„Die Kriegszeit ist unmenschlich", schrieb der Lehrer Yao Zhilu während seiner Flucht aus Shanghai an seine Frau, nachdem die Stadt von der japanischen Armee besetzt wurde. Kurz danach kamen keine Briefe mehr. Yao galt als vermisst und ist nie wieder aufgetaucht. Die Briefe an seine Frau und Tochter sind alles, was übrig geblieben ist von der letzten Lebensphase des jungen Manns bzw. Vaters.
Nach der Besetzung Shanghais ist Yao Zhilu im April 1938 alleine nach Wuhan gefahren, um dort Arbeit zu finden. Er musste schließlich eine Familie ernähren. „Genau in diesem Jahr ist er verstorben", erklärte seine Enkelin. „Damals war meine Mutter erst sechs Jahre alt. Die Briefe hat sie als ihren Schatz gehütet."
2005 ist die Tochter des verschwundenen Lehrers auf das Projekt zur Rettung privater Familienbriefe gestoßen. Sie spendete die Briefe ihres Vaters, ihren Schatz, damit sie durch die Betreuung von Spezialisten für immer erhalten bleiben könnten. Nun liegen sie im Museum der Renmin-Universität in Beijing.

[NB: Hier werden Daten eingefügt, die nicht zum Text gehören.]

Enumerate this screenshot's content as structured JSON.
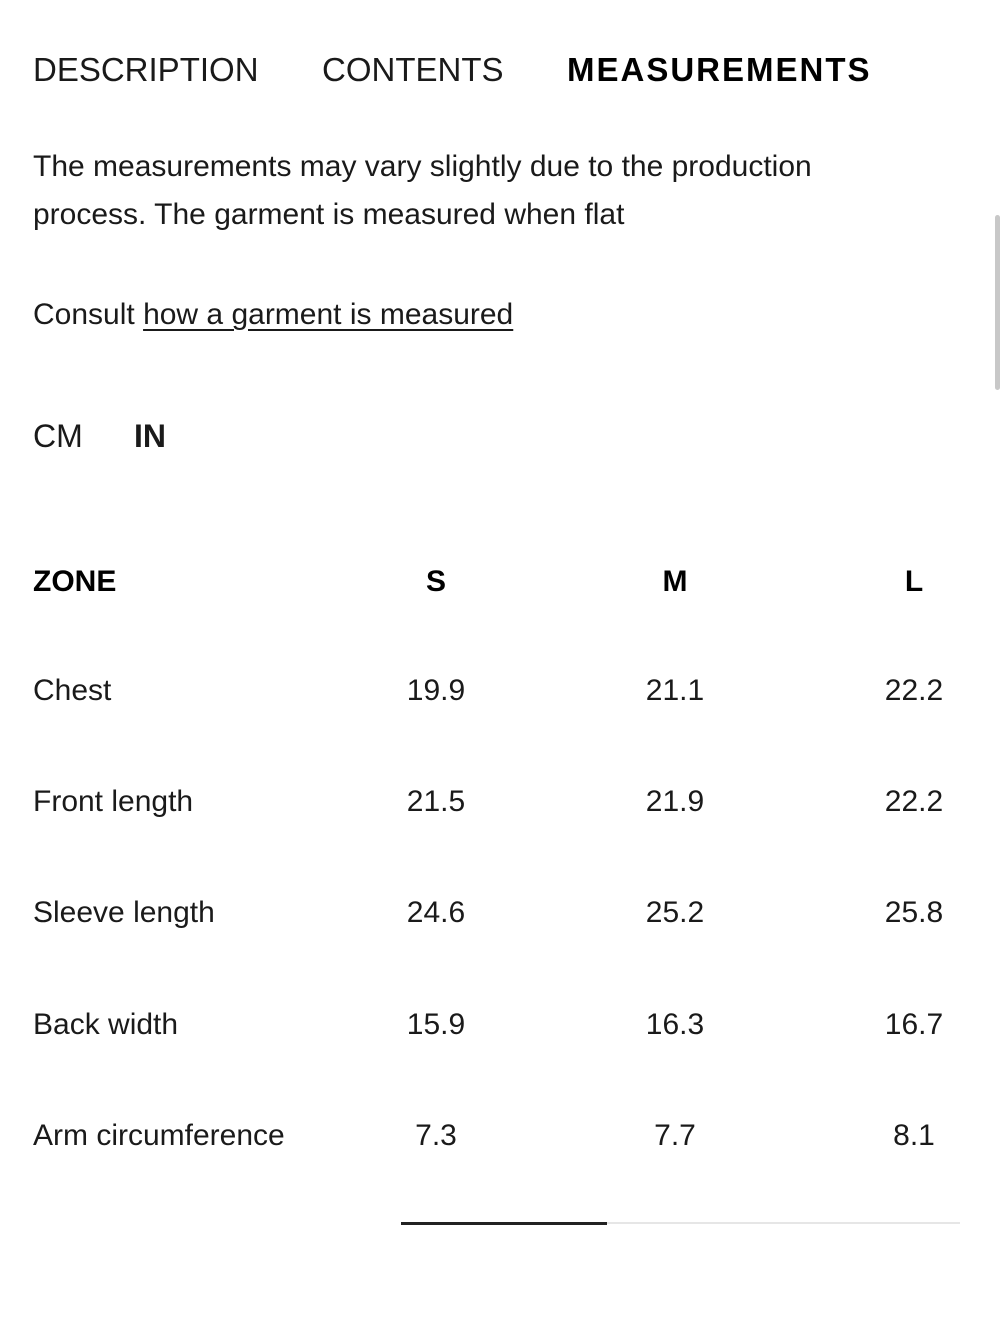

Der Direktor des Zentrums für historische Familienbriefe, Zhang Ding, ist dort für die Betreuung zuständig. „Es gibt noch viele solche Briefe", sagt Zhang. In den vergangenen zehn Jahren wurden über 200 von den Experten gesammelt. Unter den Verfassern sind Soldaten, Zivilisten, Auslandschinesen: Menschen verschiedenster Gesellschaftsschichten. Zhang klagt jedoch, dass mehr Briefe verloren gingen, als gerettet werden könnten. „Damit gehen auch Fragmente der Geschichte verloren. Die Geschichten hinter den Briefen sind Ergänzungen der Kriegsgeschichte." Sie seien echte, glaubhafte Zeugnisse, so Zhang Ding.